Thales hit by A400M charge and shares bounce

The new boss of Thales, Europe’s largest defence electronics firm, unveiled a deeper-than-expected slide in profits, hit by write downs and aerospace weakness, sending the shares into a bounce.
The baptism of fire for Luc Vigneron, the former head of state armaments firm Nexter, included reporting a fresh €102 million (R1130 million) hit from the French company’s role in the troubled Airbus A400M military plane project, which helped to slice first-half operating profit by 82 %.
Delays of the Boeing 787 Dream liner also hit Thales.
Giving his first set of company results since arriving under a change of industrial shareholding in May, Vigneron withdrew detailed 2009 forecasts, telling reporters that when “big programmes are in difficulty, it is much more difficult to predict the future”.
“The results reveal weakness in some areas and my priority will be to put in action what is needed so that the situation is resolved,” he said.
Thales shares fell as much as 6.8 %, removing €400 million (R4434 million) from the firm’s value and pointing to the biggest one-day fall in over 6 years.
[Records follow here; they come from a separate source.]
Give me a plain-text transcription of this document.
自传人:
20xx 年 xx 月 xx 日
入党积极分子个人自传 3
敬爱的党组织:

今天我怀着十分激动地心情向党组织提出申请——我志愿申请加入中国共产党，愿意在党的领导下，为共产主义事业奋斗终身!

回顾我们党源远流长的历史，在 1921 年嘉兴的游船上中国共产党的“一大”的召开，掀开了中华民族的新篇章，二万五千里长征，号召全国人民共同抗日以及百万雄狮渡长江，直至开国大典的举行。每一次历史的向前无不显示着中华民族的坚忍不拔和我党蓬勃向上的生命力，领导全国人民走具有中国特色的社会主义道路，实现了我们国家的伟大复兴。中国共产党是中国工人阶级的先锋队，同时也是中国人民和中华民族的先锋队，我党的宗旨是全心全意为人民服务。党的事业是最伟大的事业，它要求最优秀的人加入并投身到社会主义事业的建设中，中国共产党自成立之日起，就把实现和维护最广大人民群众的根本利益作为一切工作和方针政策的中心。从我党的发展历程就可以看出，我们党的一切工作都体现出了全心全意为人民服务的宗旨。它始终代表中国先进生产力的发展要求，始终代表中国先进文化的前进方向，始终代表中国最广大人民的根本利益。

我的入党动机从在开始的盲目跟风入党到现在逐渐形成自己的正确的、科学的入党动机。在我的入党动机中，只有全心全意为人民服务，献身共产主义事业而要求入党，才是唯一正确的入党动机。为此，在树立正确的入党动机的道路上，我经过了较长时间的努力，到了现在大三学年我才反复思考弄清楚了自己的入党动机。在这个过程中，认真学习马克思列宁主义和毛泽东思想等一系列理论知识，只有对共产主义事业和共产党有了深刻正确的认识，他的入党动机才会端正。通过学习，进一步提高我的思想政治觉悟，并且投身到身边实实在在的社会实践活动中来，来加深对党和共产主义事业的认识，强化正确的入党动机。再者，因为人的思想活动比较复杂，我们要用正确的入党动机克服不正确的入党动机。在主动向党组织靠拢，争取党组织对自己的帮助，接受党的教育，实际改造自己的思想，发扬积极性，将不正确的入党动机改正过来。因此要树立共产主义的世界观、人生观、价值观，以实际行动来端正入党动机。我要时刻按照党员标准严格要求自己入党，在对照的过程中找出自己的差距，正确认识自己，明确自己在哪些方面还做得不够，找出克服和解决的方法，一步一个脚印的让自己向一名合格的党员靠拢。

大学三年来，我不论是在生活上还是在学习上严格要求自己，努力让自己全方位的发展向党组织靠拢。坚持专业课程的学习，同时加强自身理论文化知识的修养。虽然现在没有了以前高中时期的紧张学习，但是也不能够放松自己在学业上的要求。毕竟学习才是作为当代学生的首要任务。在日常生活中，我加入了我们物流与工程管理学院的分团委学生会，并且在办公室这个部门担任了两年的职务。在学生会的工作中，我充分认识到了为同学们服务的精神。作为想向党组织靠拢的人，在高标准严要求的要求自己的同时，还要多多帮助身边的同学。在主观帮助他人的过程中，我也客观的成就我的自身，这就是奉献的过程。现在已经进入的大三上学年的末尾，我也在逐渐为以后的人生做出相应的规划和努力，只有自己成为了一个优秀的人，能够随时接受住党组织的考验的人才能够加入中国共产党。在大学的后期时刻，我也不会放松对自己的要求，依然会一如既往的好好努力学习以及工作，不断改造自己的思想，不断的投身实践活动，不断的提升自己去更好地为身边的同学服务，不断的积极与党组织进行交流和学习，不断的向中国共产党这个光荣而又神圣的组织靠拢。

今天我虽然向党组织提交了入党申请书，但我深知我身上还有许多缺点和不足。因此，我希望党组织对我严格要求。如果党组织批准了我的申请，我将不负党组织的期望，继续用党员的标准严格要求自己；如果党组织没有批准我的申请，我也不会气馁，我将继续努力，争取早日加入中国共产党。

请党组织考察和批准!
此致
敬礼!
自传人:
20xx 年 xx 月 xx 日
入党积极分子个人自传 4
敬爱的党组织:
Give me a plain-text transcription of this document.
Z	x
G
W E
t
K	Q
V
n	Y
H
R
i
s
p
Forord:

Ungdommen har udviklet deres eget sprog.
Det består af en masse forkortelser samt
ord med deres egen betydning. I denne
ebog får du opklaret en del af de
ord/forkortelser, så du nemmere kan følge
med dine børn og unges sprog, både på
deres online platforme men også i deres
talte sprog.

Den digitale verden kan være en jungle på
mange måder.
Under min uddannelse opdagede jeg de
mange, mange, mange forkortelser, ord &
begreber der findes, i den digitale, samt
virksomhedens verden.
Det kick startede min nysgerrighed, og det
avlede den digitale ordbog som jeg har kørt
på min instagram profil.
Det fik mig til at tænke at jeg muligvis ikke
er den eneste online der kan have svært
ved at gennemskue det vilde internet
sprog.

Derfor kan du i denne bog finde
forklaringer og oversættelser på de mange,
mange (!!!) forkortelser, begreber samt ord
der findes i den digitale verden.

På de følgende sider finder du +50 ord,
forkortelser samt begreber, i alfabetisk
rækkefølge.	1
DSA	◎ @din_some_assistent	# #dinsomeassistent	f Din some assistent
But later they were up 3 % at €30.5 (R332) as investors looked beyond the one-off items.
Analysts said the results were at least in part a traditional bid by an incoming chief executive to clean the stables, but expressed doubts about his goal of matching recent margins of more than 7 % in the second half.
French broker Oddo Securities called the results, which included losses in both aerospace and security, “catastrophic”.
“Part of these bad results can be attributed to the start of a clean-up of the accounts,” said Natixis Securities in a note.
“But it is too early to gamble on the unavoidable rationalisation which the new CEO will have to put in place.”
Vigneron said he had no plans to impose significant cuts in Thales’s 68 000 workforce but did not exclude any options.
Vigneron has been in his job for two months following the ouster of Denis Ranque in May, when plane maker Dassault Aviation became the largest shareholder after the government.
Dassault, which posted a first-half margin of 8.2 %, is pressing for higher profitability at Thales.
First-half Thales operating earnings fell 82 % to €68 million (R753 million). Its margin fell to 1.2 % from 6.6 %.
Thales blamed a weak civil airline market highlighted by a simultaneous slump in airline stocks yesterday as well as avionics problems and the A400M provision which brought its charges on the Airbus project to €182 million (R2017 million).
A400M compensation
First-half net profit fell to €12 million (R133 million) from 289 million (R3202 million). Sales rose an underlying 2 % to 5.744 billion.
Analysts in a Reuters poll had on average forecast operating profit of €306 million (R3392 milion) and net of 193 million on revenues of 5.7 billion (R63 billion).
Thales said it was working “on the assumption” of growth in like for like revenues this year and a second-half operating margin in line with previous years, but gave no figures.
Thales makes guidance systems and in-flight entertainment consoles for jetliners, radars and avionics for warplanes and a battery of electronics for high-tech infrastructure projects.
It hit headlines in June when speed sensors built by Thales emerged as a central focus of investigation into the cause of the Air France jetliner crash in the Atlantic.   
Vigneron declined to comment on the crash but said Thales was following the French-led investigation closely.
Thales also makes the Flight Management System, or electronic nerve centre, of the A400M, a major military project run by EADS unit Airbus. The transport plane is 4 years late, causing a rift between Airbus and some of its suppliers.
Thales said it would seek compensation from Airbus.
Buyers agreed on Friday to renegotiate the overall A400M contract, Europe’s largest single arms deal.
Thales kicks off a busy week for European aerospace and defence earnings. EADS reports today with BAE Systems, Europe’s largest arms firm, on Thursday.
Last week it was the turn of US arms makers, many of whom reported brisk business even though fears about future spending on weapons programmes weighed on their shares.